A flexible and efficient Retrieval-Augmented Generation (RAG) library that uses SQL databases as vector stores through SQLAlchemy. Supports multiple backends including DuckDB with HNSW indexing and SQLite with VSS (Vector Similarity Search).

Python 3.12+ License: MIT Tests

Features

  • Multiple Backend Support: DuckDB with HNSW indexing, SQLite with VSS extension
  • Async and Sync Interfaces: Both SQLRAG (async) and SyncSQLRAG interfaces
  • Flexible Embedding Providers: Bring your own embeddings or use the default provider
  • Batch Operations: Efficient batch loading and querying
  • Multiple Similarity Functions: Cosine, Euclidean, Inner Product similarity
  • Metadata Filtering: Query with metadata filters and complex conditions
  • SQLAlchemy Integration: Works with any SQLAlchemy-supported database
  • Export Capabilities: Export to Polars DataFrames (DuckDB) or dictionaries

Installation

Basic Installation

pip install sqlvector

With DuckDB Support

pip install "sqlvector[duckdb]"

With SQLite Async Support

# For async SQLite support
pip install sqlvector aiosqlite sqlalchemy

With Custom Embedding Providers

If you want to use custom embedding providers (e.g., with Sentence Transformers), install the required dependencies:

# For Sentence Transformers based embeddings
pip install sqlvector transformers sentence-transformers torch

With Test Dependencies

pip install "sqlvector[test]"

Development Installation

git clone https://github.com/dinedal/sqlvector.git
cd sqlvector
pip install -e ".[duckdb,test]"

Quick Start

Using Custom Embeddings

import asyncio
from sqlalchemy.ext.asyncio import create_async_engine
from sqlvector import SQLRAG, EmbeddingProvider
from sentence_transformers import SentenceTransformer
from typing import List
import torch
import numpy as np

class CustomEmbeddingProvider(EmbeddingProvider):
    def __init__(self, batch_size=4, max_seq_length=512, use_gpu=False):
        MODEL_NAME = "sentence-transformers/all-MiniLM-L6-v2"
        
        device = "cpu"
        if use_gpu:
            if torch.cuda.is_available():
                device = "cuda"
            elif torch.backends.mps.is_available():
                device = "mps"
            else:
                raise RuntimeError(
                    "No suitable GPU found.
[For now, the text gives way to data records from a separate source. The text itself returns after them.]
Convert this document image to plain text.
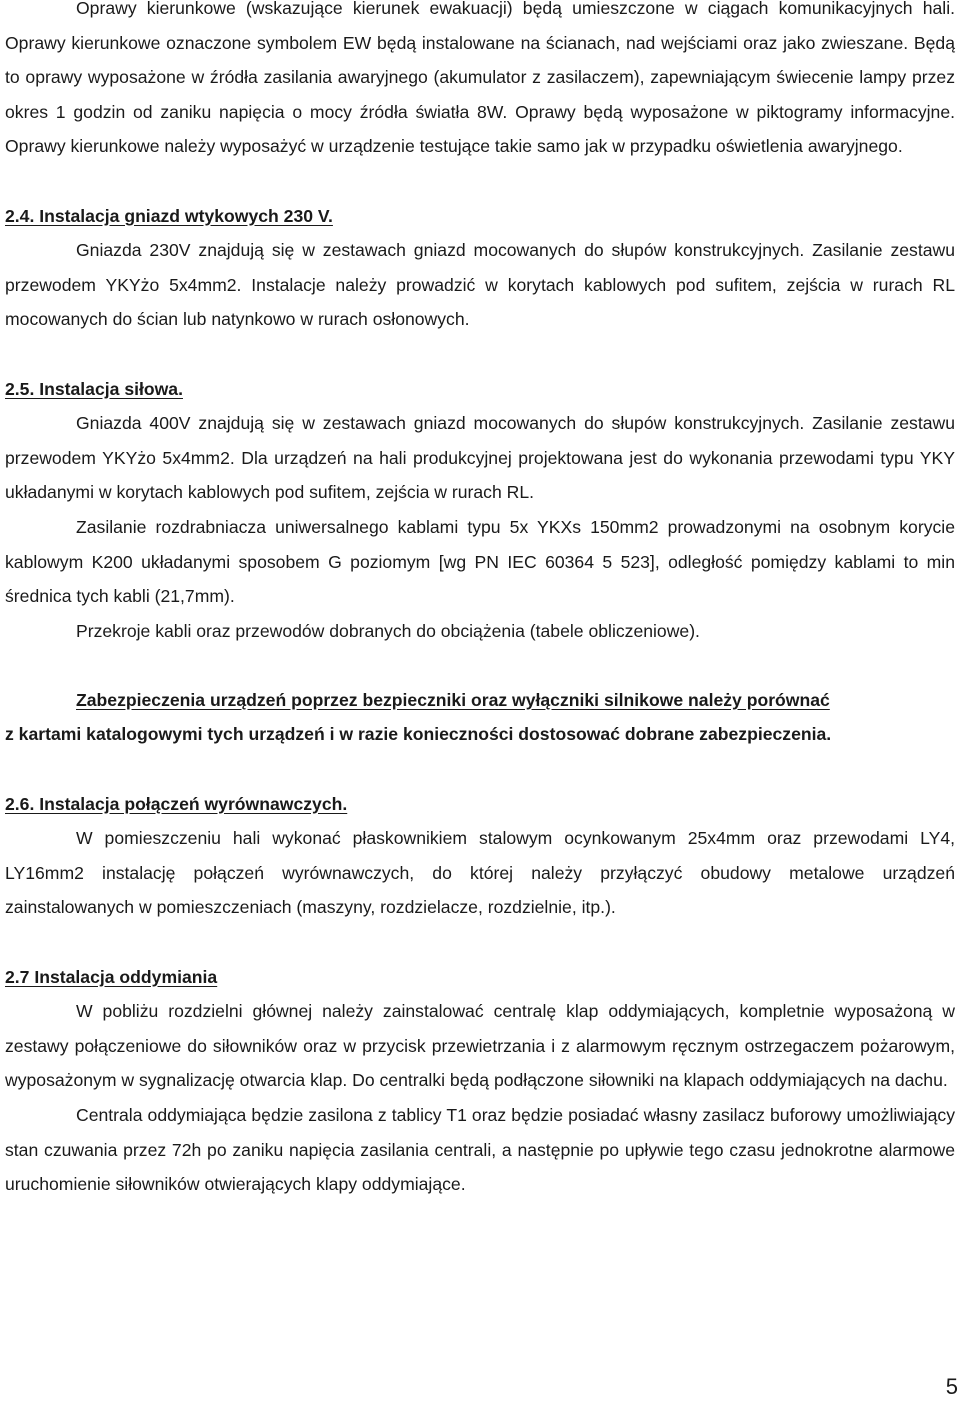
Oprawy kierunkowe (wskazujące kierunek ewakuacji) będą umieszczone w ciągach komunikacyjnych hali. Oprawy kierunkowe oznaczone symbolem EW będą instalowane na ścianach, nad wejściami oraz jako zwieszane. Będą to oprawy wyposażone w źródła zasilania awaryjnego (akumulator z zasilaczem), zapewniającym świecenie lampy przez okres 1 godzin od zaniku napięcia o mocy źródła światła 8W. Oprawy będą wyposażone w piktogramy informacyjne. Oprawy kierunkowe należy wyposażyć w urządzenie testujące takie samo jak w przypadku oświetlenia awaryjnego.

2.4. Instalacja gniazd wtykowych 230 V.

Gniazda 230V znajdują się w zestawach gniazd mocowanych do słupów konstrukcyjnych. Zasilanie zestawu przewodem YKYżo 5x4mm2. Instalacje należy prowadzić w korytach kablowych pod sufitem, zejścia w rurach RL mocowanych do ścian lub natynkowo w rurach osłonowych.

2.5. Instalacja siłowa.

Gniazda 400V znajdują się w zestawach gniazd mocowanych do słupów konstrukcyjnych. Zasilanie zestawu przewodem YKYżo 5x4mm2. Dla urządzeń na hali produkcyjnej projektowana jest do wykonania przewodami typu YKY układanymi w korytach kablowych pod sufitem, zejścia w rurach RL.

Zasilanie rozdrabniacza uniwersalnego kablami typu 5x YKXs 150mm2 prowadzonymi na osobnym korycie kablowym K200 układanymi sposobem G poziomym [wg PN IEC 60364 5 523], odległość pomiędzy kablami to min średnica tych kabli (21,7mm).

Przekroje kabli oraz przewodów dobranych do obciążenia (tabele obliczeniowe).

Zabezpieczenia urządzeń poprzez bezpieczniki oraz wyłączniki silnikowe należy porównać
z kartami katalogowymi tych urządzeń i w razie konieczności dostosować dobrane zabezpieczenia.

2.6. Instalacja połączeń wyrównawczych.

W pomieszczeniu hali wykonać płaskownikiem stalowym ocynkowanym 25x4mm oraz przewodami LY4, LY16mm2 instalację połączeń wyrównawczych, do której należy przyłączyć obudowy metalowe urządzeń zainstalowanych w pomieszczeniach (maszyny, rozdzielacze, rozdzielnie, itp.).

2.7 Instalacja oddymiania

W pobliżu rozdzielni głównej należy zainstalować centralę klap oddymiających, kompletnie wyposażoną w zestawy połączeniowe do siłowników oraz w przycisk przewietrzania i z alarmowym ręcznym ostrzegaczem pożarowym, wyposażonym w sygnalizację otwarcia klap. Do centralki będą podłączone siłowniki na klapach oddymiających na dachu.

Centrala oddymiająca będzie zasilona z tablicy T1 oraz będzie posiadać własny zasilacz buforowy umożliwiający stan czuwania przez 72h po zaniku napięcia zasilania centrali, a następnie po upływie tego czasu jednokrotne alarmowe uruchomienie siłowników otwierających klapy oddymiające.

5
Please check your PyTorch installation."
                )
        
        self.model = SentenceTransformer(
            MODEL_NAME,
            device=device,
        )
        # We can reduce the max_seq_length from the default for faster encoding
        self.model.max_seq_length = max_seq_length
        self.batch_size = batch_size
        
        super().__init__()
    
    async def embed(self, text: str) -> List[float]:
        return self.model.encode(text).tolist()
    
    async def embed_batch(self, texts: List[str]) -> List[List[float]]:
        return self.model.encode(texts, batch_size=self.batch_size).tolist()
    
    def similarity(self, vec1: List[float], vec2: List[float]) -> float:
        return self.model.similarity(
            np.array(vec1, dtype=np.float32),
            np.array(vec2, dtype=np.float32),
        ).item()

async def main():
    # Create async engine
    engine = create_async_engine("sqlite+aiosqlite:///example.db")
    
    # Initialize with custom embedding provider
    rag = SQLRAG(
        engine=engine, 
        embedding_provider=CustomEmbeddingProvider(use_gpu=True)
    )
    
    # Create tables
    await rag.create_tables()
    
    # Load documents
    documents = [
        {
            "content": "The quick brown fox jumps over the lazy dog.",
            "metadata": {"source": "example", "category": "animals"}
        },
        {
            "content": "Machine learning is a subset of artificial intelligence.",
            "metadata": {"source": "textbook", "category": "technology"}
        }
    ]
    
    document_ids = await rag.load_documents(documents)
    print(f"Loaded {len(document_ids)} documents")
    
    # Query similar documents
    results = await rag.query("artificial intelligence", top_k=5)
    
    for result in results:
        print(f"Content: {result['content']}")
        print(f"Similarity: {result['similarity']:.3f}")
        print(f"Metadata: {result.get('metadata', {})}")
    
    await engine.dispose()

if __name__ == "__main__":
    asyncio.run(main())

Using Synchronous Interface

from sqlalchemy import create_engine
from sqlvector import SyncSQLRAG

# Create sync engine
engine = create_engine("sqlite:///example.db")

# Initialize RAG
rag = SyncSQLRAG(engine=engine)

# Create tables
rag.create_tables()

# Load and query documents
documents = [{"content": "Your content here", "metadata": {"key": "value"}}]
document_ids = rag.load_documents(documents)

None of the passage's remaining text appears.